My lifestyle changes felt empowering. I felt that I was on the right track, but it still did take a long time to feel a sense of relief, to worry less and trust more.
Something else happened that I still can’t quite explain. I stared to experience this urge, this drive, to be honest about my experiences, to talk about the down’s as much as the up’s, to share what’s happened. I think it’s so important to say when life is rubbish and not just pretend that we’ve got everything under control. It’s OK not to feel OK.

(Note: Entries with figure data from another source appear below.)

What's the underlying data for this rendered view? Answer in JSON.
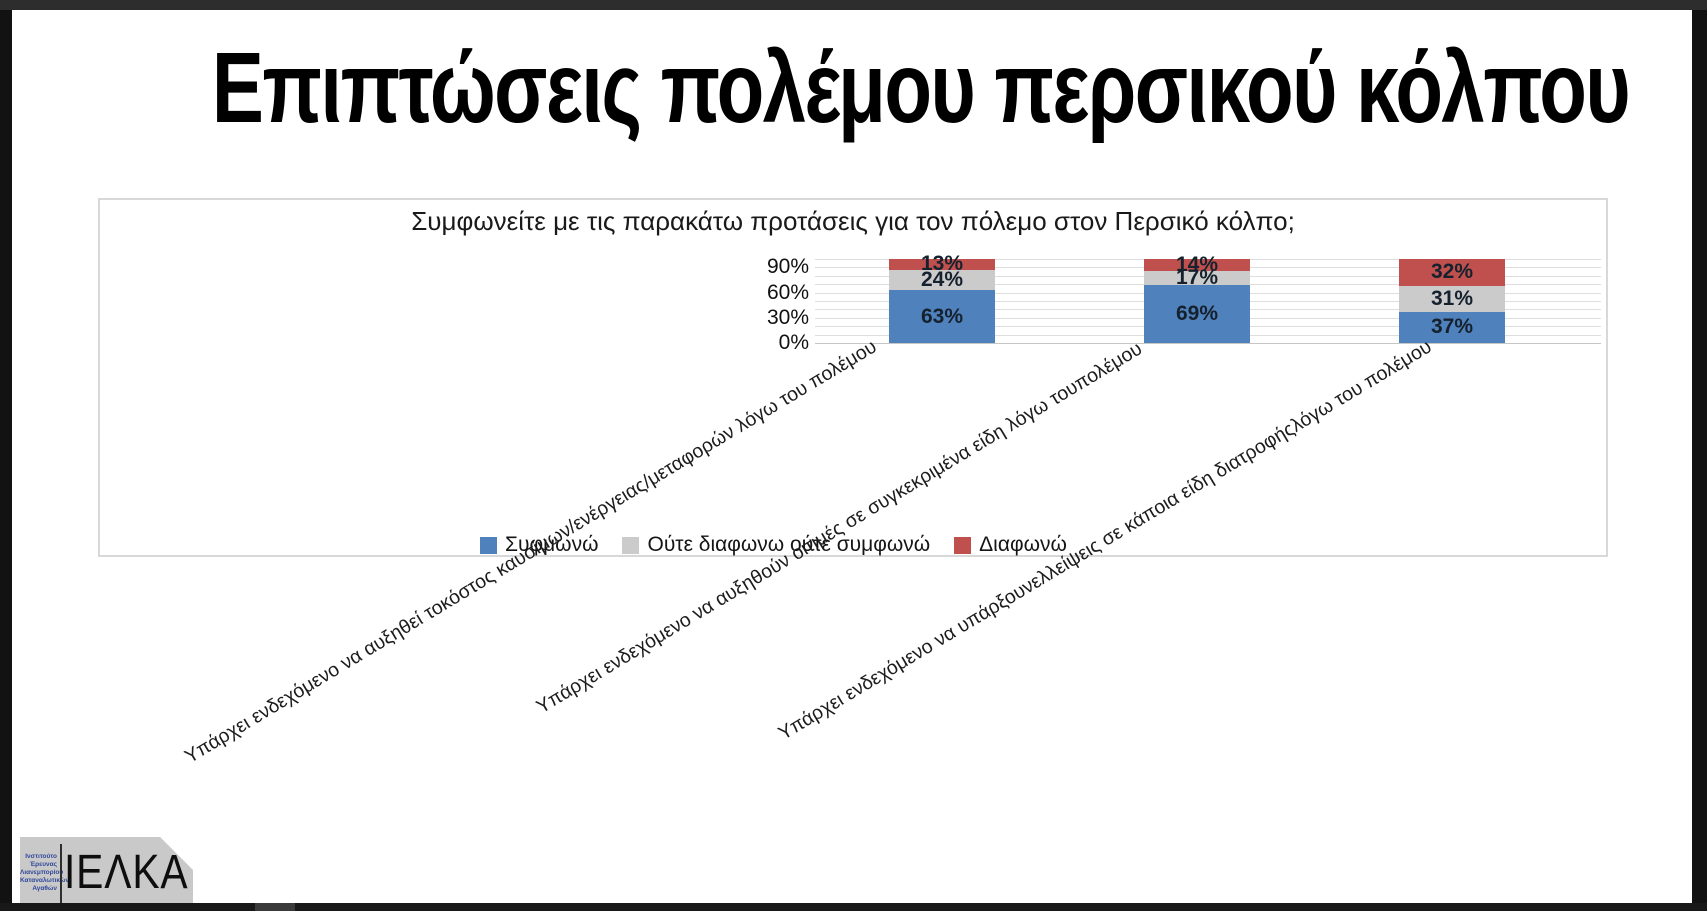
{
  "slide": {
    "title": "Επιπτώσεις πολέμου περσικού κόλπου"
  },
  "chart_data": {
    "type": "bar",
    "stacked": true,
    "orientation": "vertical",
    "title": "Συμφωνείτε με τις παρακάτω προτάσεις για τον πόλεμο στον Περσικό κόλπο;",
    "categories": [
      "Υπάρχει ενδεχόμενο να αυξηθεί τοκόστος καυσίμων/ενέργειας/μεταφορών λόγω του πολέμου",
      "Υπάρχει ενδεχόμενο να αυξηθούν οιτιμές σε συγκεκριμένα είδη λόγω τουπολέμου",
      "Υπάρχει ενδεχόμενο να υπάρξουνελλείψεις σε κάποια είδη διατροφήςλόγω του πολέμου"
    ],
    "series": [
      {
        "name": "Συφμωνώ",
        "color": "#4F81BD",
        "values": [
          63,
          69,
          37
        ]
      },
      {
        "name": "Ούτε διαφωνω ούτε συμφωνώ",
        "color": "#CBCBCB",
        "values": [
          24,
          17,
          31
        ]
      },
      {
        "name": "Διαφωνώ",
        "color": "#C0504D",
        "values": [
          13,
          14,
          32
        ]
      }
    ],
    "data_label_format": "{v}%",
    "ylim": [
      0,
      100
    ],
    "ytick_labels": [
      "0%",
      "30%",
      "60%",
      "90%"
    ],
    "grid": true,
    "grid_interval": 10,
    "legend_position": "bottom"
  },
  "logo": {
    "acronym": "ΙΕΛΚΑ",
    "org_lines": [
      "Ινστιτούτο",
      "Έρευνας",
      "Λιανεμπορίου",
      "Καταναλωτικών",
      "Αγαθών"
    ],
    "text_color": "#31489b"
  }
}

I started a little blog where I share family friendly and healthy recipes and tips for a healthy lifestyle. I host supper clubs, and have since cooked with hundreds of women. I also teach yoga, run wonderful retreats and get to write articles for some press. Most recently I even put everything I have learned along the way and put it into an online plan, for other families to learn how to make simple and healthy changes too.
Throughout, my husband has been incredibly encouraging and we both have this strong sensation that we need to get on and do things. That life is wonderfully precious and it is there to be experienced fully. He even became an inventor! When my hair was growing back after chemotherapy, it inspired him to invent and manufacture a new hairbrush. The Manta, which he has launched at the beginning of the year.
We both know, that we can’t wait for anything. That certain things need to be said daily. Such as ‘I love you’ and ‘I’m sorry’.
This is the biggest gift I can pass onto my children. To be kind to themselves and kind to others. To appreciate the rain, to be grateful for the apple. To get on and do things, however big or small they may seem. To see each day as a gift.
I always thought I wanted my old, pre-cancer life back. But no thanks! My life, just like my diet, couldn’t be fuller if I tried.”